Today’s readings challenge us to the true Christian discipleship of total commitment to the will of God, putting God first in our lives.
Scripture lessons summarized: The first reading, taken from the Book of Wisdom, instructs us to ask for the gifts of discernment and strength from the Holy Spirit so that we may do the will of God as His true disciples. The Responsorial Psalm (Ps 90), instructs true disciples to lead holy lives by remaining constantly aware of the brevity and uncertainty of life. The second reading, taken from St. Paul’s letter to Philemon, teaches us that detachment and renunciation are necessary for a true disciple of Christ. As a responsible Apostle and zealous disciple of Christ, Paul had to renounce the service of his new helper, Onesimus, and return him to his master. As a new disciple of Christ, Onesimus had to leave Paul, face his owner as a runaway slave, and accept the consequences.
Today’s Gospel reminds us to count the cost of being a disciple and follower of Christ because the cost is high: true Christian discipleship requires one to “renounce” both earthly possessions and possessions of the heart (i.e., one’s relationships). In today’s Gospel, Jesus lays out four conditions for true Christian discipleship.
1) Renounce too much attachment to family, giving priority to God and His commandments.
2) Break off the excessive attachment to possessions by leading a detached life, willingly sharing one’s blessings with others.
3) Be ready to carry the cross and follow Jesus by
i) gracefully accepting and lovingly offering our pains and suffering with Jesus on the cross for the salvation of all of us
ii) sharing our blessings sacrificially with others
iii) accepting the pain involved in controlling our evil habits and tendencies and
iv) by welcoming the pain and humiliation we suffer in professing our faith in public and in practicing it in daily life, standing with Jesus, his ideas and ideals.

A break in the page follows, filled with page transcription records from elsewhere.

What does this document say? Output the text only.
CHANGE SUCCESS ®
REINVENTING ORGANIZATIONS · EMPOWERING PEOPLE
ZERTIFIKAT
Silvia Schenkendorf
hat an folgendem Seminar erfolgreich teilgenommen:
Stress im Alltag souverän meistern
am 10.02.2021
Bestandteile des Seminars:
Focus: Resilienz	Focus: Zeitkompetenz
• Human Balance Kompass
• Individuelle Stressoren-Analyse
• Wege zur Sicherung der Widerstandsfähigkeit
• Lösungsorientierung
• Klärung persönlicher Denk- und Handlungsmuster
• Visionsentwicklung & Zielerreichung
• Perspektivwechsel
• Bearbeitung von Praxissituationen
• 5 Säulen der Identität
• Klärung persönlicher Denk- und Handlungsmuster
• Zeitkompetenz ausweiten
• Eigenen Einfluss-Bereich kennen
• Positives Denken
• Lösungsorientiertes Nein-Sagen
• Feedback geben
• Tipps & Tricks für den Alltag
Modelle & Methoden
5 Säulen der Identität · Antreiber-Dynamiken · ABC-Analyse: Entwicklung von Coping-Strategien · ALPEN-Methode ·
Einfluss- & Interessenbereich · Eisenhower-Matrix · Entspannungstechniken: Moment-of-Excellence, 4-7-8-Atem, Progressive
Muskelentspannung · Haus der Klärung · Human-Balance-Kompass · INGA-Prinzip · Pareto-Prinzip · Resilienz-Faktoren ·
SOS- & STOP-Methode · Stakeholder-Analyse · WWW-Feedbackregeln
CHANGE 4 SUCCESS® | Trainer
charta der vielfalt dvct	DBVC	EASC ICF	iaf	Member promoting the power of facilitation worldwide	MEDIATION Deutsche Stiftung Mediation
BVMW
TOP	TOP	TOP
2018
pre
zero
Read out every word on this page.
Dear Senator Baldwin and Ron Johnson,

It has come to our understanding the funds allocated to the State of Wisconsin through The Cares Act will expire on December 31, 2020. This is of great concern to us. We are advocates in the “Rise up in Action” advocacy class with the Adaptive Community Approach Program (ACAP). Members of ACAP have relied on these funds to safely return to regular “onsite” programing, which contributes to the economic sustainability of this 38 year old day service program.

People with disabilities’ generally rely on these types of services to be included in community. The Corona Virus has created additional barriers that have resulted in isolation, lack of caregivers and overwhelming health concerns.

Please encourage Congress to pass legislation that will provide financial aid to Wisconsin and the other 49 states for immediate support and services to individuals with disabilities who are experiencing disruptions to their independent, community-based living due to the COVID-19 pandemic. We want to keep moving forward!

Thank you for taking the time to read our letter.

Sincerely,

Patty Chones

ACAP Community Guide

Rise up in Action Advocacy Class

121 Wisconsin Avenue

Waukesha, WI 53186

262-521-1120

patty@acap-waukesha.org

4) Calculate the cost involved in following Jesus. Using the two parables of the tower-builder and the king defending his country, Jesus says we must think long and hard about Christian discipleship before we commit ourselves to Jesus in this full, life-long surrender.
We need to accept the challenge of Christian discipleship with heroic commitment and practice it. We do so:
1) by daily recharging our spiritual batteries through prayer, i.e., by talking to God, and by listening to Him through our meditative reading and study of the Bible;
2) by sharing in God’s life through frequent and active participation in the Eucharistic celebration;
3) by practicing the spirit of detachment and the renunciation of evil habits;
4) by giving our time, talents and resources generously, for the Lord’s work in the Church universal, and especially in our parish community, relying on the guidance of the Holy Spirit,
5) by loving all God’s children, especially the less fortunate ones, through humble, selfless acts of kindness, mercy, forgiveness, and service;
6) by showing true commitment to the obligations and duties entrusted to us by our vocation in life and our profession, for example, by fidelity in marriage and firm adherence to justice in our living and profession.